= Fakkeh, Iran =

Region in Khuzestan and Ilam, Iran

Fakkeh (فکه) is a place at the northwest of Khuzestan and southeast of Ilam province in Iran. The north of Fakkeh belongs to Dehloran County, Ilam and the south of Fakkeh is belong to Dasht-e Azadegan County, Khuzestan. Also, this place is a border region between Iran and Iraq. There are a lot of sandy land in the Fakkeh area and it has dry weather.

==Iran–Iraq War==
In the Iran–Iraq War, Iraqi forces attacked to the north of Khuzestan from the Fakkeh region. Also, they reached the Karkheh River and the Ahvaz-Andimeshk road by passing Fakkeh. For this reason, this place was an important region during the war. In 1983, Operation Dawn-1 was an important operation conducted by Iranian forces in the Fakkeh region. Zafar 4 and Ashura 3 are another important operations that occurred at this area. Bodies of 120 Iranian soldiers found after the war and these corpses were at the Fakkeh since 1982.

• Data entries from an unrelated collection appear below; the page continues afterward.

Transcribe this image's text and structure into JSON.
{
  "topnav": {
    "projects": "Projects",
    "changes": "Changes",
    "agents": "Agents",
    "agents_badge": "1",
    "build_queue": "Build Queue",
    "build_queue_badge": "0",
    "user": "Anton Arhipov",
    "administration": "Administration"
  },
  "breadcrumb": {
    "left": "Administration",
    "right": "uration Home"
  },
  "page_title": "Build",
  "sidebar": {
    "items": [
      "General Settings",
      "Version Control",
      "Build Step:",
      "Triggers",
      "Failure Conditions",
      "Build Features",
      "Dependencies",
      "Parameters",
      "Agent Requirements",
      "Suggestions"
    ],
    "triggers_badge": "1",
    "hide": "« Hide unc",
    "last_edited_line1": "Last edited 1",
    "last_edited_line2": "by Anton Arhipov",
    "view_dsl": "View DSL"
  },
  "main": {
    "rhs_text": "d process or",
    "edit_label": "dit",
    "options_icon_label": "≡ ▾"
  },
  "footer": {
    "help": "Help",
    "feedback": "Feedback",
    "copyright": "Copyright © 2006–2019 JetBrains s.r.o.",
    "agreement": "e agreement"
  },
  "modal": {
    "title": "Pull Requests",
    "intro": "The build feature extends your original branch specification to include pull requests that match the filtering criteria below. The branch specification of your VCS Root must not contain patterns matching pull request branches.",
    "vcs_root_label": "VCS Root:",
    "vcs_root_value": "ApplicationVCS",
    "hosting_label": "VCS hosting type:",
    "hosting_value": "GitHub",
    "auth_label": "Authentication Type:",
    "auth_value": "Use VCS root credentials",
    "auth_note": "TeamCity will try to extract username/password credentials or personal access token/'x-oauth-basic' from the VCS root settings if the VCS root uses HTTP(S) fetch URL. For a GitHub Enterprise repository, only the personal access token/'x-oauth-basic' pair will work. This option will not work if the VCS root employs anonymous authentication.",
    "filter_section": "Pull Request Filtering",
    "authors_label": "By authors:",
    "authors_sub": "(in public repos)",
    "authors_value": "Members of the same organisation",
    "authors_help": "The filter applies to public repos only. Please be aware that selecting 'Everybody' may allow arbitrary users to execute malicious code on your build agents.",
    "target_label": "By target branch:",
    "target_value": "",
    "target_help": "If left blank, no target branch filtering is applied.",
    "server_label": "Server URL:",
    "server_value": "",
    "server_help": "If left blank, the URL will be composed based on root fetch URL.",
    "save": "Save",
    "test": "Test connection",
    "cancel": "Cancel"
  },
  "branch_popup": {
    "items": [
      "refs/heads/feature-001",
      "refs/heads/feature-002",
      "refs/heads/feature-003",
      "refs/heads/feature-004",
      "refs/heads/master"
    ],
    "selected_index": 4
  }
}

Hasan Bagheri and Abdul-Majid Baghaei were two Iranian commanders who were killed in the Fakkeh. After the war, many minefields remained in this region. Morteza Avini, an Iranian documentary filmmaker, was killed by shrapnel from a landmine explosion.

== In popular media ==
In Iran, a magazine publish monthly that called Fakkeh. Line of Fakkeh is memoir book about Seyyed Muhammad Shokri's memoirs and translated in France.